Trend increasing across residential projects
Residential development projects across Canada, ranging from towering condo buildings to undeveloped lands, are increasingly facing financial distress, with receivership becoming a common recourse.
According to a CTV News report, experts attribute this trend to a combination of factors including elevated interest rates, construction expenses, delays, and a sluggish real estate market.
Mike Czestochowski, vice-chair of CBRE’s land services group, noted a stark increase in distress calls regarding such projects, indicating a growing frequency of financial strain in the industry.
Receivership is a legal mechanism to secure lenders through appointing a representative to manage distressed properties. This option, which is often thought of as a last resort, has become more prevalent as larger construction projects with multiple mortgages encounter financial troubles.
“These projects that are under construction, they've seen such a rise in prices that they just, they run out of money,” Lauren White, executive vice-president of CBRE’s land services group, told CTV.
High-rise building projects facing tougher challenges
One such example is the Elevate Condominiums project in Kitchener, Ontario, wherein creditors filed for receivership against the project owners. As of the time of filing in October, construction crews had walked off the site.
In December, a report revealed the owners had merely $300 in the bank when the receiver order went through on the side of a debt of over $100 million. Other instances include the receivership filing for a planned 55-story condo tower in downtown Vancouver and the legal action against a Mizrahi (128 Hazelton) Inc. condo project in Toronto.
While major developers still manage to secure funding, smaller ones struggle to access additional capital, according to Czestochowski.
Receiverships, predominantly seen in Ontario in recent times but also evident across various provinces, reflect the challenges posed by high-rise developments, which are prone to complexities and delays. The One, an 84-story building in Toronto, stands out as a high-profile case grappling with substantial debt and construction setbacks.
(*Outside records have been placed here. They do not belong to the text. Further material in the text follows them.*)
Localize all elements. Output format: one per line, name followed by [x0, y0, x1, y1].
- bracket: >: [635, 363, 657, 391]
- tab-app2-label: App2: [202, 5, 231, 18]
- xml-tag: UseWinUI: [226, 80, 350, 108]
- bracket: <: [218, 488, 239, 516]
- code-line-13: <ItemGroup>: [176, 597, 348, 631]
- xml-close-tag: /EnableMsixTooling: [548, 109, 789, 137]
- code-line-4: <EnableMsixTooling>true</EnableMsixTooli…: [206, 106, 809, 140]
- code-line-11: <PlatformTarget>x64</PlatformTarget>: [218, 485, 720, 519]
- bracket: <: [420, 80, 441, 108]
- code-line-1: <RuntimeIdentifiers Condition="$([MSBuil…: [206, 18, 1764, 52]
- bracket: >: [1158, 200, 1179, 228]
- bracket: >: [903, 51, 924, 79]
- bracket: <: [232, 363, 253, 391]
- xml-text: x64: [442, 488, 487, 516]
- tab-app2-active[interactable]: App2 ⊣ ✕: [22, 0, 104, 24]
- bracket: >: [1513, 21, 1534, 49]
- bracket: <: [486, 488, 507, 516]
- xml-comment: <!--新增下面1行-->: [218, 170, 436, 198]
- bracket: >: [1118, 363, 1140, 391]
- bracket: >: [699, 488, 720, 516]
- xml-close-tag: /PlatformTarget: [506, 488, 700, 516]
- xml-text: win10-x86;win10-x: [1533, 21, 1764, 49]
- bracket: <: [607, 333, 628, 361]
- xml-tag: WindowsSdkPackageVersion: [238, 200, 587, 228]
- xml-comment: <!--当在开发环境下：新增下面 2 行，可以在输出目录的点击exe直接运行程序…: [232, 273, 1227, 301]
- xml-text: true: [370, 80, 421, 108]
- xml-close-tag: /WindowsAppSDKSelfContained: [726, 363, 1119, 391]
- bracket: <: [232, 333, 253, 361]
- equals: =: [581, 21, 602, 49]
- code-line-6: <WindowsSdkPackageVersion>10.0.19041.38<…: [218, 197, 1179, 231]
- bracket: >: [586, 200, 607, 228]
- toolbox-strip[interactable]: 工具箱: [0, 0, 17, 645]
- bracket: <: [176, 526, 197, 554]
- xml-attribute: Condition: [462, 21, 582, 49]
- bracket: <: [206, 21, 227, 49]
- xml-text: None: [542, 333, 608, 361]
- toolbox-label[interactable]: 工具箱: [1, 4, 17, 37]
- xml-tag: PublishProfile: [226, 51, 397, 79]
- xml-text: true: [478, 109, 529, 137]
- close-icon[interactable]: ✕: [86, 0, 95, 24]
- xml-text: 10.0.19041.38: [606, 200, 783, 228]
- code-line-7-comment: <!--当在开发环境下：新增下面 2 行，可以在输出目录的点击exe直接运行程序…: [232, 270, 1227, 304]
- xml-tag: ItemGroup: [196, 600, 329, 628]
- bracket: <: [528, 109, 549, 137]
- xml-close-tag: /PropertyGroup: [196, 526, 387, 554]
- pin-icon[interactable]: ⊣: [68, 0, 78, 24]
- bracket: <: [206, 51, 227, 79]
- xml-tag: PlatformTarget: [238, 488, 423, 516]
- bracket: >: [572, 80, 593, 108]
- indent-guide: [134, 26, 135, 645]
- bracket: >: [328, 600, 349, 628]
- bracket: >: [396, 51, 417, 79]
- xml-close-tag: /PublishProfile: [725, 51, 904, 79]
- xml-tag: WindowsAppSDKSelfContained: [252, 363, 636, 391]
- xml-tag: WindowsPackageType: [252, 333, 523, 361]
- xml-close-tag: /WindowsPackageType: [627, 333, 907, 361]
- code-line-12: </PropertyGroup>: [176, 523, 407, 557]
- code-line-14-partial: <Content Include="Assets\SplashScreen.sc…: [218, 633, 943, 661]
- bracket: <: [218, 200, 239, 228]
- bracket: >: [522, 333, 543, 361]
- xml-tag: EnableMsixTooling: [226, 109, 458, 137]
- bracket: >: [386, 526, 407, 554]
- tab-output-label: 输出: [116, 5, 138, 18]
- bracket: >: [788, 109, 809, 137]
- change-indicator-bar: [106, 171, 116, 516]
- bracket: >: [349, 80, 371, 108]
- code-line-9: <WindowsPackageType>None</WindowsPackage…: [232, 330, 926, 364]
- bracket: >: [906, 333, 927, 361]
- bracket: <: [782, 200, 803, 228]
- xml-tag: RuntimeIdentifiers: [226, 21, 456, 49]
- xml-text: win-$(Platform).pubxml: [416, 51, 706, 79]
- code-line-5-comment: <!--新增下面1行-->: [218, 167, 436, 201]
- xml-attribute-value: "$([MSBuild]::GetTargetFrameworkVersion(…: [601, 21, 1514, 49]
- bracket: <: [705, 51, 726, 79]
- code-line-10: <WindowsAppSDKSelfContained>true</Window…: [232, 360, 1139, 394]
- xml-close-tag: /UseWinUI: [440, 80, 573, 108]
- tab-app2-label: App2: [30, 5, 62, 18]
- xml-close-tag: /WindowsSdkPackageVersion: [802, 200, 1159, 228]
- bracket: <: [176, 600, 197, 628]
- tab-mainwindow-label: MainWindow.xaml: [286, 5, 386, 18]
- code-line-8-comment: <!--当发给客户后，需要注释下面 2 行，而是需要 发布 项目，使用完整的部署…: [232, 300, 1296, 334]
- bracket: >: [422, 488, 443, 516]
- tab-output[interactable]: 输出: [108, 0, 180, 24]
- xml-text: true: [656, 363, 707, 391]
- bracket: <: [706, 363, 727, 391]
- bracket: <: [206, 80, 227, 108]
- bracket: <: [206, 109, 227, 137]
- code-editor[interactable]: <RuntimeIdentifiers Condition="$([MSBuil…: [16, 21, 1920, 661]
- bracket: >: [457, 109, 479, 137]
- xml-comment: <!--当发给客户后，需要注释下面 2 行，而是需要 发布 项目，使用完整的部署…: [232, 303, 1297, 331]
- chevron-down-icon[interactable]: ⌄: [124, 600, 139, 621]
The overarching objective of receiverships is to salvage value for secured creditors, either by completing projects or selling assets to recoup losses. However, the process is intricate, often involving negotiations and legal hurdles. Notably, not all receivership applications are approved, as in the case of Cormandel Properties’ application in British Columbia.
The repercussions of receiverships extend beyond financial realms, impacting buyers and developers alike. Buyers may face uncertainties regarding their investments, while developers grapple with market dynamics and the challenge of offloading distressed properties.
“A lot of people are looking for a deal. They’re trying to time the bottom of the market, which no one can,” noted White.
Despite the current downturn, industry experts remain cautiously optimistic, anticipating a gradual recovery in the real estate market albeit over a seemingly protracted period.